June 24 – Questions Put to the Sick-II – Mark Nepo, The Book of Awakening
“When was the last time you danced?” Question put to the Sick by a Native American Medicine Man
The beginning of dance is giving gesture to what we feel. While this is very obvious and basic to most children, it remains very difficult for those of us schooled to live in our heads.
The ongoing effort to dance, to give gesture to what we feel and experience, is ultimately healing because, as riverbeds are continually shaped by the water that moves through them, living beings are continually shaped by the feelings and experiences that move through them. If there is no water moving through, the riverbed dries up and crumbles. Likewise, if there is no feeling moving through the body, the being at the centre of the body will crumble.
More often, though, there is too much to give gesture to, and we fail to move these feelings through our bodies. In truth, much of our inner sickness comes from the buildup of pressure of all that is kept in. The ongoing act of releasing that inner buildup is what spiritual practices cell embodiment.
There are many ancient practices intended to help us live more fully in our bodies, including the Chinese art of meditation movement know as t’ai chi and the Buddhist art of space awareness known as maitri, to name just two. Once unblocked, giving gesture to our inwardness not only frees us from becoming pressurized, but the gestures, once allowed out, teach us how to dance further into our own lives.

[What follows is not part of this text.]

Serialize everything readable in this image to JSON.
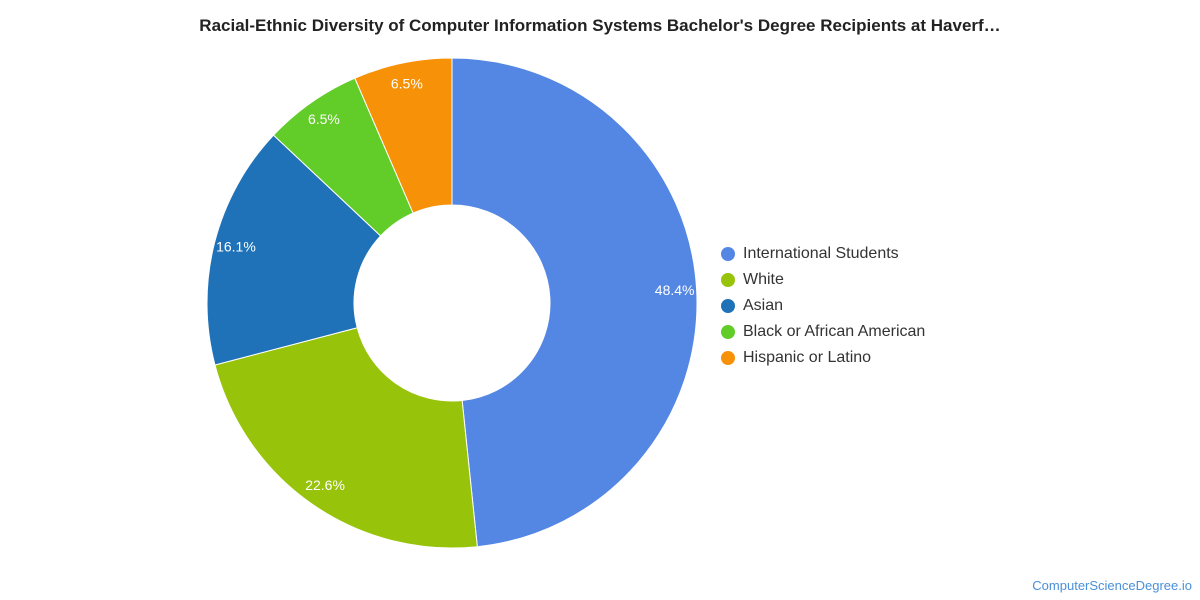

Still, most of us learn to feel, trap, and stuff our feelings in our hearts, and if they won’t go away, we try to hush them with our minds. If they still persist, we often feel them throb in our temples or burn in our gut.
In contrast to the painful layering of heart, mind and body, embodiment itself is nothing more or less than feeling the wound or lip you touch in your hand and mind and heart at once. Embodiment is allowing our heart, mind and body to exist as one miraculous skin.